The BBC has demanded the Conservative Party pull down adverts posted on Facebook that use edited snippets of its news output.

The Tory promotional material could "damage perceptions of our impartiality" and was "completely "unacceptable," the broadcaster said.

One of the adverts bosses objected to included an edited clip of Laura Kuenssberg, the BBC’s political editor, saying the phrase ”pointless delay to Brexit”. She was followed by newsreader Huw Edwards stating: “Another Brexit delay.”

The advert was captioned: “A hung parliament = gridlock. Stop the chaos.

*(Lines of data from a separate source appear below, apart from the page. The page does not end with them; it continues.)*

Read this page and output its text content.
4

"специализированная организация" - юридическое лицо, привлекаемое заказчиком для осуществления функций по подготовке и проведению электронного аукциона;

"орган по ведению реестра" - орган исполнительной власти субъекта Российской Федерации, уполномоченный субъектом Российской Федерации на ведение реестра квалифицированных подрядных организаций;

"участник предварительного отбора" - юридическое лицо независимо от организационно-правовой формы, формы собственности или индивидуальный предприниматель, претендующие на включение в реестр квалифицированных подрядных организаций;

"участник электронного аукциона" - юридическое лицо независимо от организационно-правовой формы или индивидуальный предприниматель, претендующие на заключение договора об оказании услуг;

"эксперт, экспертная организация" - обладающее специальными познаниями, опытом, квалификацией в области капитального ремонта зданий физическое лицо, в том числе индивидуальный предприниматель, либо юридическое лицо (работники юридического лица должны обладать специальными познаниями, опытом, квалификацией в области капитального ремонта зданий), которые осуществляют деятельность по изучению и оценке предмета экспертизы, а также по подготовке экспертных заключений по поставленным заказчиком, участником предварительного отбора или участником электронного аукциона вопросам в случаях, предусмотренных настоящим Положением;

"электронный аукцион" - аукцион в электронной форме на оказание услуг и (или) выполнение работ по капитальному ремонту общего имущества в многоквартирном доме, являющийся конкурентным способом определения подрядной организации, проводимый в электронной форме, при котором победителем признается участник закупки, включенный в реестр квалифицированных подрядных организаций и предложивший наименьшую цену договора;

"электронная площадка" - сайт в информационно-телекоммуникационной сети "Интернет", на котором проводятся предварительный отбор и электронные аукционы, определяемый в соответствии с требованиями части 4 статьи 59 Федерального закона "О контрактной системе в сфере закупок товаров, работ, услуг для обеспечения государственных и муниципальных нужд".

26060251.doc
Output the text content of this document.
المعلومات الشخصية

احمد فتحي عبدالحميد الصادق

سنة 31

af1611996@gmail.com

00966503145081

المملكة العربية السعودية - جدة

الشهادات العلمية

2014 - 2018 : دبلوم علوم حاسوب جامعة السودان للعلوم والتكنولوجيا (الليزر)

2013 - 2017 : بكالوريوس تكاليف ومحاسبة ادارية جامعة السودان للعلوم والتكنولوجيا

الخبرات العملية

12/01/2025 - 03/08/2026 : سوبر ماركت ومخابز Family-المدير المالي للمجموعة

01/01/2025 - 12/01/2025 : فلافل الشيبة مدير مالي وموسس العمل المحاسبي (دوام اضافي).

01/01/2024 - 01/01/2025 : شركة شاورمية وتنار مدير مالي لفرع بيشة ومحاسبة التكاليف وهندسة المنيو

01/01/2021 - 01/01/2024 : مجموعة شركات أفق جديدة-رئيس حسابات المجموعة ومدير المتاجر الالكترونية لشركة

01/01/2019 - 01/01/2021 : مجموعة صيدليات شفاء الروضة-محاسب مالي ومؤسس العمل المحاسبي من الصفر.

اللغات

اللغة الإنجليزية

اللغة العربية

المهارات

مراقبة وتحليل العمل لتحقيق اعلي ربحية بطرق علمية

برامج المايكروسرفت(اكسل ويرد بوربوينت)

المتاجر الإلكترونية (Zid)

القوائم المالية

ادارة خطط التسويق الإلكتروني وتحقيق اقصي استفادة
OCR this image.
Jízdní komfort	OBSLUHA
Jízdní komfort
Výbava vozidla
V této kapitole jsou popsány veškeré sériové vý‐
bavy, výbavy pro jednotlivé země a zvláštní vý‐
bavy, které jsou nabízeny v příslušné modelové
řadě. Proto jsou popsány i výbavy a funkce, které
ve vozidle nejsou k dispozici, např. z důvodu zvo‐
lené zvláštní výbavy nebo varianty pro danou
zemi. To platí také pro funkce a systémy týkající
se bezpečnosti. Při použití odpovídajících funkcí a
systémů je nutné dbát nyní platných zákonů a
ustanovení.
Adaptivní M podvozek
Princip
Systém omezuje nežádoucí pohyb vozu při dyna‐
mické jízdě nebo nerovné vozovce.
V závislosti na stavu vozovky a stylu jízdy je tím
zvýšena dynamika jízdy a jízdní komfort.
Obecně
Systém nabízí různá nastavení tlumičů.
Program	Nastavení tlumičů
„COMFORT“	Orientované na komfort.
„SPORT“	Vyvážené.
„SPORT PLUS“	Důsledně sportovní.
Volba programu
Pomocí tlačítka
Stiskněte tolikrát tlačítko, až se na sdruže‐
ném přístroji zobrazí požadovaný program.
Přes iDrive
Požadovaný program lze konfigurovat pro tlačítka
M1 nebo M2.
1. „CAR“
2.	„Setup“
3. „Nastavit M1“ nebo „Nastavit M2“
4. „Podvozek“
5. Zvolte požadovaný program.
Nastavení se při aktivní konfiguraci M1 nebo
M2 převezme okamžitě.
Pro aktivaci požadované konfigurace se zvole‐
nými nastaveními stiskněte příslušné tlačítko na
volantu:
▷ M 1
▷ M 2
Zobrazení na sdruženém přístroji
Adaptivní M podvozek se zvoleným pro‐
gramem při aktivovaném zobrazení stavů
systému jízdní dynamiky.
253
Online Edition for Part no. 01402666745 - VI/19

Vote Conservative.”

“This is a completely unacceptable use of BBC content which distorts our output and which could damage perceptions of our impartiality,” the BBC said in a statement.

A Conservative Party spokesperson insisted the footage had not been edited “in a manner that misleads or changes the reporting”.

“This video uses contemporary news footage to remind voters of the deadlock and delay of the last three years caused by a broken parliament that did everything it could to block Brexit,” they said, adding that Facebook users could judge the clips for themselves.

It is the latest in a string of incidents in which the Tories have been accused of misleading election campaign tactics.

During Boris Johnson‘s head-to-head debate with Jeremy Corbyn the party’s PR outfit rebranded its Twitter page as “factcheck UK”, complete with a professionally designed logo aping genuine services that aim to promote truthfulness in politics, to pump out pro-Johnson takes on the progress of the debate.

One of those legitimate groups, Full Fact, called the move “inappropriate and misleading”. Mr Johnson later floundered when attempting to defend the deception.

And earlier this month the Tory social media team deceptively edited a clip of Sir Keir Starmer being interviewed on Good Morning Britain to make it appear as though the Labour frontbencher had failed to answer a question about Brexit, when in fact he had provided a response.

Labour’s Jess Phillips also lashed out at the Conservatives over a misleading video they promoted online. The clip was edited to suggest comments by Ms Phillips about how difficult it can be for parties to deliver on their manifesto pledges were new, when in fact she had made them some weeks before the general election was announced.